Euclid's axioms

Around 300 BCE, Euclid of Alexandria wrote the Elements, organizing the geometry of his time into a deductive system. He started with five postulates and a handful of "common notions," and derived hundreds of theorems in strict logical order.

Euclid's postulates, in modern language:

  1. Any two points can be joined by a straight line.
  2. Any line segment can be extended indefinitely.
  3. Given a point and a radius, a circle can be drawn.
  4. All right angles are equal.
  5. The parallel postulate: through a point not on a given line, there is exactly one line parallel to the given line.

Key theorems

  • The Pythagorean theorem — Proposition 47 of Book I.
  • The sum of angles in any triangle equals 180°.
  • Vertical angles are equal.
  • In similar triangles, corresponding sides are proportional.
  • The inscribed angle in a semicircle is a right angle.

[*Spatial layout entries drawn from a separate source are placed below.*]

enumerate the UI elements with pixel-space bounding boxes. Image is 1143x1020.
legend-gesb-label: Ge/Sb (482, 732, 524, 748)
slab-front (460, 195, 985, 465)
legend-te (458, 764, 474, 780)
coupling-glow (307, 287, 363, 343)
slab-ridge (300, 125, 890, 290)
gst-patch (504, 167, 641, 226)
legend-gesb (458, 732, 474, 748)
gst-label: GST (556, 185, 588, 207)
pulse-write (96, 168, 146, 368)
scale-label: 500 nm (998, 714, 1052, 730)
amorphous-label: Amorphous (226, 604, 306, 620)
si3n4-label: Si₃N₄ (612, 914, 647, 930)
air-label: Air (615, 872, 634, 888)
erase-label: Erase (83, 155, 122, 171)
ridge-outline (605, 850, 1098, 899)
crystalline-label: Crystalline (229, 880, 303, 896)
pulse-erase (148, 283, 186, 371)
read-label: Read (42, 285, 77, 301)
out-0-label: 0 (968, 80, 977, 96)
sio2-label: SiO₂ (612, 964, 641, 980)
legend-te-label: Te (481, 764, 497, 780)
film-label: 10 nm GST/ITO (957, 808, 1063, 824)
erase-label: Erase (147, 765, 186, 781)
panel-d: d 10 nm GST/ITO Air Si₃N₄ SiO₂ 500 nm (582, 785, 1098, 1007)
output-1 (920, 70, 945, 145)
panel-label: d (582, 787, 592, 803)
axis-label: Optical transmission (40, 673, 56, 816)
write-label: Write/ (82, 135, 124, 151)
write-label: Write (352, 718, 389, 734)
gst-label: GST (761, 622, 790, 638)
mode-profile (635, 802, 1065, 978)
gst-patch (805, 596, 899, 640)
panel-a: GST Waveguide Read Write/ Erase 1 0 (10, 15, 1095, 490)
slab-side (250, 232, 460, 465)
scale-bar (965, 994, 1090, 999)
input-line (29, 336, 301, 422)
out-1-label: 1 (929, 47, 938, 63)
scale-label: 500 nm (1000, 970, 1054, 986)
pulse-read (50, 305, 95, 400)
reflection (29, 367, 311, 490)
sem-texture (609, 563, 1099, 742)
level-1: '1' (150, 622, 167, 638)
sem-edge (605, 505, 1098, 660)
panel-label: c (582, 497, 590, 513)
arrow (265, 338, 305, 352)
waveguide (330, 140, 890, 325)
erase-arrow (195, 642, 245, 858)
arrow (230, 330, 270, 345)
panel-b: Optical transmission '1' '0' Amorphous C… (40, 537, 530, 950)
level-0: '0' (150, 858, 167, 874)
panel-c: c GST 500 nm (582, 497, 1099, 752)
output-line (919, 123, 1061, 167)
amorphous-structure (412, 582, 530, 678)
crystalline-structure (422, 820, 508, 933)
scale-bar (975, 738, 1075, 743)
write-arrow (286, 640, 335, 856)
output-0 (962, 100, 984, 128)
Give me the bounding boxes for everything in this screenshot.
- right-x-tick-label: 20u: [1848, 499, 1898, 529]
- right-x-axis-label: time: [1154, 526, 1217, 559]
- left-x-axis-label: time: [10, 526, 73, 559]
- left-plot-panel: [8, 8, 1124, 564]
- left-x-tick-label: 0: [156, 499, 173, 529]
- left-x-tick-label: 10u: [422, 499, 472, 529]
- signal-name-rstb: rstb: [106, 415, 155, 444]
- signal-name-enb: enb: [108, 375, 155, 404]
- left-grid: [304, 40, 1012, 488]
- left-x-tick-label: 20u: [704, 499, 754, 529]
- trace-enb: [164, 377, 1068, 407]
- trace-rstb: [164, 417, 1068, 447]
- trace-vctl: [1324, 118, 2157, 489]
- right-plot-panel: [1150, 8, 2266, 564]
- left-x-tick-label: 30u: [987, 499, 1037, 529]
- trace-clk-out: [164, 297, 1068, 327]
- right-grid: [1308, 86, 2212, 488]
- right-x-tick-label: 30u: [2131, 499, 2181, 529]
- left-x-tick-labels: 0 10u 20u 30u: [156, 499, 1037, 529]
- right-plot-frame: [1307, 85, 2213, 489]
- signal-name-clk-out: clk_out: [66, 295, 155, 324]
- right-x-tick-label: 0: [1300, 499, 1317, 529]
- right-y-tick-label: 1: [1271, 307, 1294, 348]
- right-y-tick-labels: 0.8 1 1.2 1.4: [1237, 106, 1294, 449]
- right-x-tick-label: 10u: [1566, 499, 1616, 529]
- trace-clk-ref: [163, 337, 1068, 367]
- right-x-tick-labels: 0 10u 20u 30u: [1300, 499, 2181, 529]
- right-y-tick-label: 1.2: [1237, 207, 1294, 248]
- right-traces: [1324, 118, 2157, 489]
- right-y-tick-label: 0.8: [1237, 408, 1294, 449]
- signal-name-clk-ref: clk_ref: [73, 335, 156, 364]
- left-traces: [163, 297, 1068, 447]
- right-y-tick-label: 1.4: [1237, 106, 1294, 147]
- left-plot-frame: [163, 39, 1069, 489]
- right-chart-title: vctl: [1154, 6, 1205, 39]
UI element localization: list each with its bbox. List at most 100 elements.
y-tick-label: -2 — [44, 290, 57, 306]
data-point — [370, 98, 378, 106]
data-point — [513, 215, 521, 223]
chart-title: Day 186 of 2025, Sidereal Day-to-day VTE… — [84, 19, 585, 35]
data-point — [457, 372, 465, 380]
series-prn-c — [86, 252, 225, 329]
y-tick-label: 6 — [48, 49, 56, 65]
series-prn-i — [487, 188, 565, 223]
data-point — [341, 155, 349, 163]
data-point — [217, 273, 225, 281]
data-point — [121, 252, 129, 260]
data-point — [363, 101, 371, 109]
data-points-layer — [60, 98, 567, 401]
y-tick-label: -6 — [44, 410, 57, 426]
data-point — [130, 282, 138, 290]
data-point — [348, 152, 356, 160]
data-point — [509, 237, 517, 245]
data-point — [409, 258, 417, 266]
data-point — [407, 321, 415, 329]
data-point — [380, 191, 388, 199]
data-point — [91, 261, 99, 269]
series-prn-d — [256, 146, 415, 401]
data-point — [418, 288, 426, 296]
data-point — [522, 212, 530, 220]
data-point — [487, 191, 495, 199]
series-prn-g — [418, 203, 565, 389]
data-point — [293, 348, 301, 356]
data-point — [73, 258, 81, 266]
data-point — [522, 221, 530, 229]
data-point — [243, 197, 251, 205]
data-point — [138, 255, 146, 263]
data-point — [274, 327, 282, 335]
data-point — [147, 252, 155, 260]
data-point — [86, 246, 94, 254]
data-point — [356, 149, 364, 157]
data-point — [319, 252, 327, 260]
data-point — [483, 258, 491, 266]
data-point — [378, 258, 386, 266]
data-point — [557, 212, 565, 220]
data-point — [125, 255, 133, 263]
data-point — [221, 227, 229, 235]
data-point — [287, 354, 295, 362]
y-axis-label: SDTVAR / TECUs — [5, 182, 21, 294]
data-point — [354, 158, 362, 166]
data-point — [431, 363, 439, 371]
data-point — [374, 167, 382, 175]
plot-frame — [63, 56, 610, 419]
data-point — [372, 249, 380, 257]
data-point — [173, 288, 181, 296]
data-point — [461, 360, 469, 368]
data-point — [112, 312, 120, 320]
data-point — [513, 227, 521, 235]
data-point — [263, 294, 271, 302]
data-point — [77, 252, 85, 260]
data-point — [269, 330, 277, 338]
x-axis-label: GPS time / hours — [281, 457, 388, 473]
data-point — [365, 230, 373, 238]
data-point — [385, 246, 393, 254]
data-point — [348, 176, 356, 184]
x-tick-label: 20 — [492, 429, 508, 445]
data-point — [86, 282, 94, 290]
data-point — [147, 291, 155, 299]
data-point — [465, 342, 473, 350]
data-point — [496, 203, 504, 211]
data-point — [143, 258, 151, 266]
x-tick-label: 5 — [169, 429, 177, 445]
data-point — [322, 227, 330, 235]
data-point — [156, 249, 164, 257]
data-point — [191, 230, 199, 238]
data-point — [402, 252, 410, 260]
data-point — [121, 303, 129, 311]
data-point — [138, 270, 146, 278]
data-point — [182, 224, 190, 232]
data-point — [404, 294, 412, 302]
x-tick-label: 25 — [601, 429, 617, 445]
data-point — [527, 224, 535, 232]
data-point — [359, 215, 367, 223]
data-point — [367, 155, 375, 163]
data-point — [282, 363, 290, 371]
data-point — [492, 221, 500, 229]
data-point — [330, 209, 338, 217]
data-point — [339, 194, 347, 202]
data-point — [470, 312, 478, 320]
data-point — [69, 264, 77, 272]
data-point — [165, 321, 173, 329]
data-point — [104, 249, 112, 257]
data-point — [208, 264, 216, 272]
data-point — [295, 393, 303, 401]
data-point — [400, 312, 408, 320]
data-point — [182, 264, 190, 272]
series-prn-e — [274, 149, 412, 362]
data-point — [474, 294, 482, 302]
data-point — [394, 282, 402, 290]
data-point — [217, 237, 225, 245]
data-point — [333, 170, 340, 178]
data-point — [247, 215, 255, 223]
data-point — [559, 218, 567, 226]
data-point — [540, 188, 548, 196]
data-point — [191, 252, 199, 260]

The parallel postulate problem

For two thousand years, mathematicians suspected the parallel postulate was redundant — provable from the other four. They tried, and failed. In the 19th century, Lobachevsky, Bolyai, and Riemann independently showed non-Euclidean geometries exist in which the parallel postulate is false. Euclid's fifth postulate was a choice, not a necessity.

Why it still matters

Despite being 2300 years old, Euclidean geometry remains the foundation of high-school mathematics and everyday spatial reasoning. Every time you compute a distance with Pythagoras, draw a triangle, or use similar triangles, you're working in Euclidean space.

Modern analytic geometry gave us the tools to handle Euclidean shapes using algebra and coordinates. And topology studies the properties that survive even when Euclidean structure is removed.